Made it almost to a day and half now. The withdrawal is really nothing today. Been through breakfast, lunch and dinner with no cigs and those are my primary smoking times! Oh sure, I have a twinge here and there for a cig mostly, it seems, due to psychological triggers. But I actually don’t need a cigarette nor do I really want one. It is amazing what one can do with a proper mental attitude.
I agree with this. I had hoped that my taste buds would light up like a sports arena on Super Bowl night, but it was not to be. Everything tastes great, but I don’t recognize any new or more intense tastes that I didn’t have before.
I do think my sense of smell became a bit more acute, however. Especially when it comes to cigarette smoke and the smell that lingers long on even outdoor smokers. I had no idea. Also, perfumes and scents overpower me far more easily now. I stopped using fabric softener in our laundry and I rarely wear perfume anymore. I just cannot stand strong smells (other than cooking smells, oddly).

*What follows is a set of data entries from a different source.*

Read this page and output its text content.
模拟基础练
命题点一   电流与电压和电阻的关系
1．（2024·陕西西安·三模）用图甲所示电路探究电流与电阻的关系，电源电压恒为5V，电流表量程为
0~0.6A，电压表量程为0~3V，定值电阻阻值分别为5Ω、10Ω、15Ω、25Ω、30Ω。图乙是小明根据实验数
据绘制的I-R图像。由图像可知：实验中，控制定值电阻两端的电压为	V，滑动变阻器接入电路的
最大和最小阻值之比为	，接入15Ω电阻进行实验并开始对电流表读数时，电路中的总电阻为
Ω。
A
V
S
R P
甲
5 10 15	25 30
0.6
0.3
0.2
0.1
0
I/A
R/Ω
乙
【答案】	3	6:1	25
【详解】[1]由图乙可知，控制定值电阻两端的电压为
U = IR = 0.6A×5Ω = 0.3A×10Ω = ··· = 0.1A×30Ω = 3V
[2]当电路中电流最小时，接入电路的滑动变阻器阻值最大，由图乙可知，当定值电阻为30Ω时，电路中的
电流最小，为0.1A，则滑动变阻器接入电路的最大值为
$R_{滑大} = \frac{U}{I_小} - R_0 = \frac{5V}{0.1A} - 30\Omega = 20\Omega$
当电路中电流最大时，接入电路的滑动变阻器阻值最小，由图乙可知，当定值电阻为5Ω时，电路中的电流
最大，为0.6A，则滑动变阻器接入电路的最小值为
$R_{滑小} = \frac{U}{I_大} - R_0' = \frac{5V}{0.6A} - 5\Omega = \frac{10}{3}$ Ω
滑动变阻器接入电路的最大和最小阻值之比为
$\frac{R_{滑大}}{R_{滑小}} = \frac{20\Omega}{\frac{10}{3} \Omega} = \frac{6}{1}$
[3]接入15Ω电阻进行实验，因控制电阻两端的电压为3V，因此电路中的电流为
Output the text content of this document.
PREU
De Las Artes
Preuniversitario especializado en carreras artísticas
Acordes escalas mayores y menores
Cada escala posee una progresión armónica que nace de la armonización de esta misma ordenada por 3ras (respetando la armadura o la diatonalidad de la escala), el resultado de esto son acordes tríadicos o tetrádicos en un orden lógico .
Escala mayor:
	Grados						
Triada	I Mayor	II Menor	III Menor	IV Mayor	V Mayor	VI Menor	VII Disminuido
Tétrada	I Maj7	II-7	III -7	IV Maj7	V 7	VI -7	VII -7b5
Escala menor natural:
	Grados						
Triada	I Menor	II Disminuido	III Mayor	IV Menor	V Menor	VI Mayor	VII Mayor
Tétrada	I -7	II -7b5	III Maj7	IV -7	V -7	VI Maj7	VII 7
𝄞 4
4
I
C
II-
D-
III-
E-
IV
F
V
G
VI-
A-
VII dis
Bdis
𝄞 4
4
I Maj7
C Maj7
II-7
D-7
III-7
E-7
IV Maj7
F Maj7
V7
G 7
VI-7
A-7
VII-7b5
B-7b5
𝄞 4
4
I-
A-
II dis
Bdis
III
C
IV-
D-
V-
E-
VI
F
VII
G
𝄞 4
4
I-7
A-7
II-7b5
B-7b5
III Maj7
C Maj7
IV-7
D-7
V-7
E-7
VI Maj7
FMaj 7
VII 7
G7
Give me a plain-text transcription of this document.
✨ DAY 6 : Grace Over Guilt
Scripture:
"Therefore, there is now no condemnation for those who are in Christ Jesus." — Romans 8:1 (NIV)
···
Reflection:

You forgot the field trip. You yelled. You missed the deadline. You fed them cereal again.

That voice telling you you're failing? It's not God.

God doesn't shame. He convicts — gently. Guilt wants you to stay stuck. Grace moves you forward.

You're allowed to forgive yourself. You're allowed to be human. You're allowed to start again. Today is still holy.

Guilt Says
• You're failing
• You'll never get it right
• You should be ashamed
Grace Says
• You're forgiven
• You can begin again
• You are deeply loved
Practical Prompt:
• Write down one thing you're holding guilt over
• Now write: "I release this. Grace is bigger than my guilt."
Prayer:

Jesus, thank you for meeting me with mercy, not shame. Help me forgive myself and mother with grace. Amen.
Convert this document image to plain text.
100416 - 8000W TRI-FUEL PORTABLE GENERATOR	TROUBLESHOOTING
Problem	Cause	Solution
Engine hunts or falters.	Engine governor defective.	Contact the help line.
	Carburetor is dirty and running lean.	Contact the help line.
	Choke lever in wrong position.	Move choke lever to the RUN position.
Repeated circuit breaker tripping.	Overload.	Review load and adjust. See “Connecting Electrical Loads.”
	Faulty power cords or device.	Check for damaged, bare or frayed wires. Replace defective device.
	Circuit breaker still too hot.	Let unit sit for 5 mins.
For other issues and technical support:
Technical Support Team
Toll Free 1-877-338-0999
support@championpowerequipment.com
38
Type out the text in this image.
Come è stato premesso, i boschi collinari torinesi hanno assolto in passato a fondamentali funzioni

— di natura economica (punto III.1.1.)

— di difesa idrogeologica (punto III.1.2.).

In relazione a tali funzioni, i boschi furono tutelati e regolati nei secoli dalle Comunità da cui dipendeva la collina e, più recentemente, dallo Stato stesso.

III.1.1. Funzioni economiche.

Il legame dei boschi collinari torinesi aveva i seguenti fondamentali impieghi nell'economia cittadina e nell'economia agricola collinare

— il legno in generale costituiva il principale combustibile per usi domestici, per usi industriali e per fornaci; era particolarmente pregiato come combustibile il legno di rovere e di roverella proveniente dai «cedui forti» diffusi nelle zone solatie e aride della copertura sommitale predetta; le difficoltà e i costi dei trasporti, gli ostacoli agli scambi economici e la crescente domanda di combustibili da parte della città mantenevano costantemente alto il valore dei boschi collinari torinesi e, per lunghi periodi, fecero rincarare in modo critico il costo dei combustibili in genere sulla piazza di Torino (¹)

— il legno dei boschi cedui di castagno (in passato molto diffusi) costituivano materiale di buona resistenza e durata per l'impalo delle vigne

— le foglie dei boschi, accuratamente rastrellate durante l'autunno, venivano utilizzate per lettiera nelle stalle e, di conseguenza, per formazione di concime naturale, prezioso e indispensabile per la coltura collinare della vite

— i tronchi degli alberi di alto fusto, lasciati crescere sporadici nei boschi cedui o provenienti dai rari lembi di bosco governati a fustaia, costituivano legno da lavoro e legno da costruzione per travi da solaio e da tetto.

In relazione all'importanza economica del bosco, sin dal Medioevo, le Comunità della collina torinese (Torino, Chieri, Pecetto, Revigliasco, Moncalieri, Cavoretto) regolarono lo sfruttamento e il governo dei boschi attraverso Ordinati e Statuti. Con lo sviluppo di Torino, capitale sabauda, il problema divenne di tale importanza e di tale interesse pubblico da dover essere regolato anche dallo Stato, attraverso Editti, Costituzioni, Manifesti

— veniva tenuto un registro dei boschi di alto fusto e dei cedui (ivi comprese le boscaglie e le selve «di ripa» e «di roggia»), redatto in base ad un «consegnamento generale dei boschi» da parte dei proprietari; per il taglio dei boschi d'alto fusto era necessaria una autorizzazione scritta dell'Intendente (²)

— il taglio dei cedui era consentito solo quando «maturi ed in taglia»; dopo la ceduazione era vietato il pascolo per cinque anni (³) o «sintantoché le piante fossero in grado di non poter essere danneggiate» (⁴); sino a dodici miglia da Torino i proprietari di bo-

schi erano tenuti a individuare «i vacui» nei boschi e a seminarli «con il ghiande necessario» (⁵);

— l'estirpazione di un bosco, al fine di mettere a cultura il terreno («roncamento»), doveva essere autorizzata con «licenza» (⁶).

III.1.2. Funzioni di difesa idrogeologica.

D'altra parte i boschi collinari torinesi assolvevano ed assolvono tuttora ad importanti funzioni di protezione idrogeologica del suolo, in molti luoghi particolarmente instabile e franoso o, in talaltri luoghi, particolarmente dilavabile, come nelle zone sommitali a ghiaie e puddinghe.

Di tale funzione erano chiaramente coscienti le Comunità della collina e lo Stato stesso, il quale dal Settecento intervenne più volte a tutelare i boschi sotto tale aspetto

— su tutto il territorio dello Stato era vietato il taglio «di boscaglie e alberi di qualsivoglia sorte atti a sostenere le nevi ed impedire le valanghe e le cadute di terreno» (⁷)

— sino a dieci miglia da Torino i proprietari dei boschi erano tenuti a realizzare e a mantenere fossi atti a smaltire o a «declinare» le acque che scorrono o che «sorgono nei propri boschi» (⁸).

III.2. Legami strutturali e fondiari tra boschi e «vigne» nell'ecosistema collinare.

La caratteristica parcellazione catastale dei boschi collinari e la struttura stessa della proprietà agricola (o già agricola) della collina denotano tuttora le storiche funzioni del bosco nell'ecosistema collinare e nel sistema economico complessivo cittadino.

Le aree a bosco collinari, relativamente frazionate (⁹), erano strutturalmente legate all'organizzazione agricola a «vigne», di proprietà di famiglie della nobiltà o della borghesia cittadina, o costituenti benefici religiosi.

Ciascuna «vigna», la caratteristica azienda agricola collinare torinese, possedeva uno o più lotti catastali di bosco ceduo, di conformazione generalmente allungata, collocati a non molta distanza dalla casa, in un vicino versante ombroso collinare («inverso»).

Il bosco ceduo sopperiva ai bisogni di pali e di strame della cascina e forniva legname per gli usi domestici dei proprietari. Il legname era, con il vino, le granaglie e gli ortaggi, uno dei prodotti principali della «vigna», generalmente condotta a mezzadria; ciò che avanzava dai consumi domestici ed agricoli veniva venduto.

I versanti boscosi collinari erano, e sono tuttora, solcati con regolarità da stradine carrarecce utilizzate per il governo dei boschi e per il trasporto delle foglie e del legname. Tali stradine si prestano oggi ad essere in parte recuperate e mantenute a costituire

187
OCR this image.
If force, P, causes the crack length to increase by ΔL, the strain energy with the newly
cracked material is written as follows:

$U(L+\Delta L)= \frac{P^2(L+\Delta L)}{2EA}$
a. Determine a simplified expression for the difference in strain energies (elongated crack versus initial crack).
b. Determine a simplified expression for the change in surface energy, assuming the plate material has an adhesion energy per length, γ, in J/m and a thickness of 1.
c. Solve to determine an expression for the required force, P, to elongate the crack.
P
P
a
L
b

I never experienced any of the other things you mentioned other than a bad cough, particularly when I laughed heartily. Talk about embarrassing: standing around in a group and everyone breaks out in laughter; then, just as the guffaws begin to taper, the uncontrollable coughing starts…and continues…and does not stop until the eyes have watered, the face is beet red, and the group looks on in awkward silence waiting for me to either keel over or excuse myself.
:: raises hand shamefully :: Why? How stupid, in retrospect.
Congratulations! ![]()
Were. Were your primary smoking times.
And sometimes that’s the hardest thing to achieve.
If the book is that good at changing the mindset around smoking, I wonder whether it would help change other mindsets. I don’t smoke, but I have other things that have bedeviled me over the years…
Well, I know that Carr tried to apply the same principles to weight loss, and it didn’t work. For reasons that are obvious to me.
I think it could apply to other drug addictions, though.